Okay, it seems that I have successfully split up my sprites into their respective individual classes (34 of them at the moment*). It looks like the kinks have, so far, been minimal, so I'm going to work pretty hardcore on adding new sprites for the next couple of weeks. I had been seriously procrastinating on doing this (plus playing Fallout 3--it's very, very good) which is why it's taken so long. The content pipeline stuff was very easy--almost TOO easy, if you ask me--to switch over, and I'm hoping the lack of errors as of yet isn't some sort of elaborate plan on Microsoft's behalf to get my hopes up only to, at some point in the future, bring them down. As I've said, though, and this was the whole point of this exercise, this will make it incredibly easy to add new sprites without hassles. I just have to crank out some seriously amazing programmer art and I'll be good to go. I also need to port the project to XNA 3.0, see how that works out on the XBox, and look at what new stuff 3.0 offers.

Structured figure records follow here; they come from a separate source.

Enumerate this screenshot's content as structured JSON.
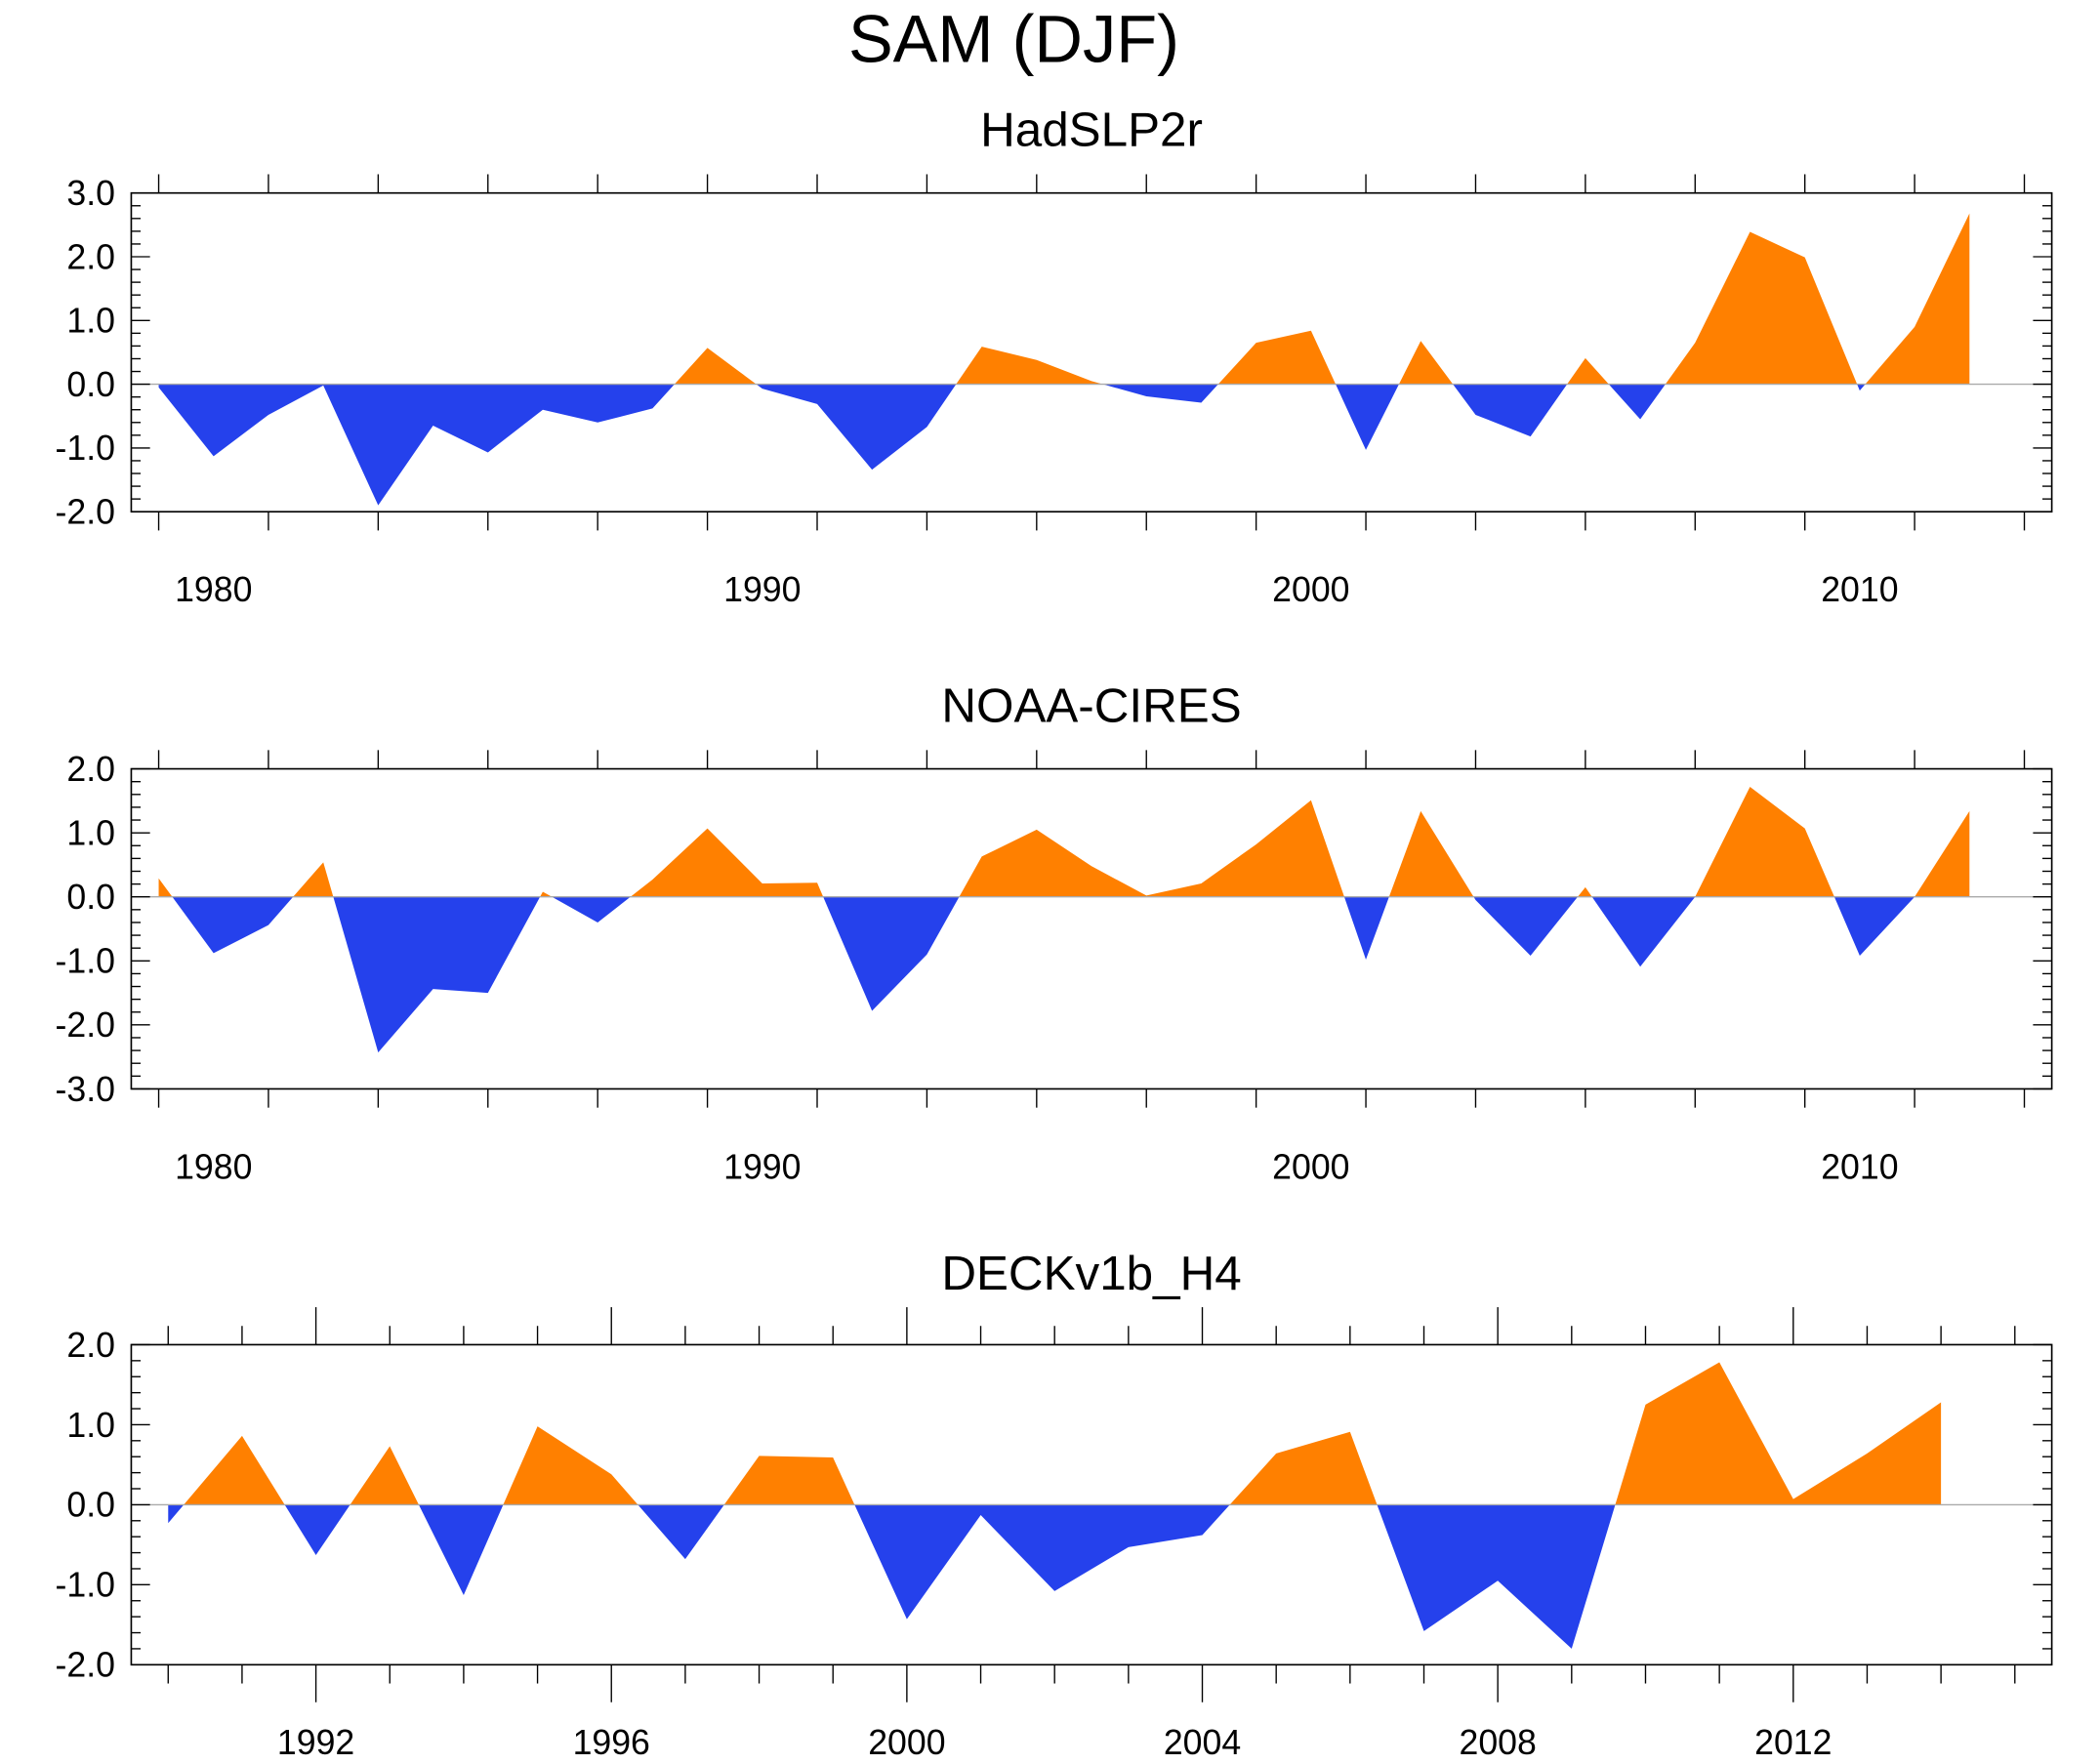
{
  "chart_data": {
    "type": "area",
    "title": "SAM (DJF)",
    "colors": {
      "positive": "#FF8000",
      "negative": "#2541EC",
      "zero_line": "#AAAAAA"
    },
    "panels": [
      {
        "subtitle": "HadSLP2r",
        "xlim": [
          1978.5,
          2013.5
        ],
        "ylim": [
          -2.0,
          3.0
        ],
        "x_major": [
          1980,
          1990,
          2000,
          2010
        ],
        "x_tick_labels": [
          "1980",
          "1990",
          "2000",
          "2010"
        ],
        "x_minor_step": 2,
        "y_ticks": [
          3.0,
          2.0,
          1.0,
          0.0,
          -1.0,
          -2.0
        ],
        "y_tick_labels": [
          "3.0",
          "2.0",
          "1.0",
          "0.0",
          "-1.0",
          "-2.0"
        ],
        "x": [
          1979,
          1980,
          1981,
          1982,
          1983,
          1984,
          1985,
          1986,
          1987,
          1988,
          1989,
          1990,
          1991,
          1992,
          1993,
          1994,
          1995,
          1996,
          1997,
          1998,
          1999,
          2000,
          2001,
          2002,
          2003,
          2004,
          2005,
          2006,
          2007,
          2008,
          2009,
          2010,
          2011,
          2012
        ],
        "values": [
          -0.05,
          -1.13,
          -0.48,
          -0.02,
          -1.9,
          -0.65,
          -1.07,
          -0.4,
          -0.6,
          -0.38,
          0.57,
          -0.07,
          -0.31,
          -1.34,
          -0.67,
          0.59,
          0.38,
          0.05,
          -0.19,
          -0.29,
          0.65,
          0.84,
          -1.03,
          0.68,
          -0.48,
          -0.82,
          0.41,
          -0.55,
          0.65,
          2.39,
          1.99,
          -0.1,
          0.9,
          2.68
        ]
      },
      {
        "subtitle": "NOAA-CIRES",
        "xlim": [
          1978.5,
          2013.5
        ],
        "ylim": [
          -3.0,
          2.0
        ],
        "x_major": [
          1980,
          1990,
          2000,
          2010
        ],
        "x_tick_labels": [
          "1980",
          "1990",
          "2000",
          "2010"
        ],
        "x_minor_step": 2,
        "y_ticks": [
          2.0,
          1.0,
          0.0,
          -1.0,
          -2.0,
          -3.0
        ],
        "y_tick_labels": [
          "2.0",
          "1.0",
          "0.0",
          "-1.0",
          "-2.0",
          "-3.0"
        ],
        "x": [
          1979,
          1980,
          1981,
          1982,
          1983,
          1984,
          1985,
          1986,
          1987,
          1988,
          1989,
          1990,
          1991,
          1992,
          1993,
          1994,
          1995,
          1996,
          1997,
          1998,
          1999,
          2000,
          2001,
          2002,
          2003,
          2004,
          2005,
          2006,
          2007,
          2008,
          2009,
          2010,
          2011,
          2012
        ],
        "values": [
          0.29,
          -0.88,
          -0.44,
          0.54,
          -2.43,
          -1.44,
          -1.5,
          0.08,
          -0.4,
          0.27,
          1.07,
          0.21,
          0.22,
          -1.78,
          -0.9,
          0.63,
          1.05,
          0.48,
          0.02,
          0.21,
          0.82,
          1.51,
          -0.98,
          1.34,
          -0.05,
          -0.92,
          0.15,
          -1.09,
          0.0,
          1.72,
          1.07,
          -0.92,
          0.0,
          1.34
        ]
      },
      {
        "subtitle": "DECKv1b_H4",
        "xlim": [
          1989.5,
          2015.5
        ],
        "ylim": [
          -2.0,
          2.0
        ],
        "x_major": [
          1992,
          1996,
          2000,
          2004,
          2008,
          2012
        ],
        "x_tick_labels": [
          "1992",
          "1996",
          "2000",
          "2004",
          "2008",
          "2012"
        ],
        "x_minor_step": 1,
        "y_ticks": [
          2.0,
          1.0,
          0.0,
          -1.0,
          -2.0
        ],
        "y_tick_labels": [
          "2.0",
          "1.0",
          "0.0",
          "-1.0",
          "-2.0"
        ],
        "x": [
          1990,
          1991,
          1992,
          1993,
          1994,
          1995,
          1996,
          1997,
          1998,
          1999,
          2000,
          2001,
          2002,
          2003,
          2004,
          2005,
          2006,
          2007,
          2008,
          2009,
          2010,
          2011,
          2012,
          2013,
          2014
        ],
        "values": [
          -0.23,
          0.86,
          -0.63,
          0.73,
          -1.13,
          0.98,
          0.38,
          -0.68,
          0.61,
          0.59,
          -1.43,
          -0.13,
          -1.08,
          -0.53,
          -0.38,
          0.64,
          0.91,
          -1.58,
          -0.95,
          -1.8,
          1.25,
          1.78,
          0.07,
          0.64,
          1.28
        ]
      }
    ]
  }
}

My next major undertaking is going to have to be a fancy-schmancy Winforms level editor where you can do really crazy things like, you know, undo. This is some serious technology we're talking about here. I'm not going to start on that for at least a month or two, though, because it wouldn't make much sense to start that before the sprites are all at least somewhat finished. My master plan, at this point, is looking something like this:
1. Make a bunch of sprites.
2. Fancy level editor.
3. Engine enhancements (particles, better collisions, more sounds, et cetera).
Hopefully I'll make the time to work on it.
* The projectiles and powerups still use a shared class (Projectile.cs). This is because I need to convert objects between the different types fairly regularly in the course of a level. So, really, counting the five sprite types (so far) in the Projectile class, it's really 38 types. THE MORE YOU KNOW!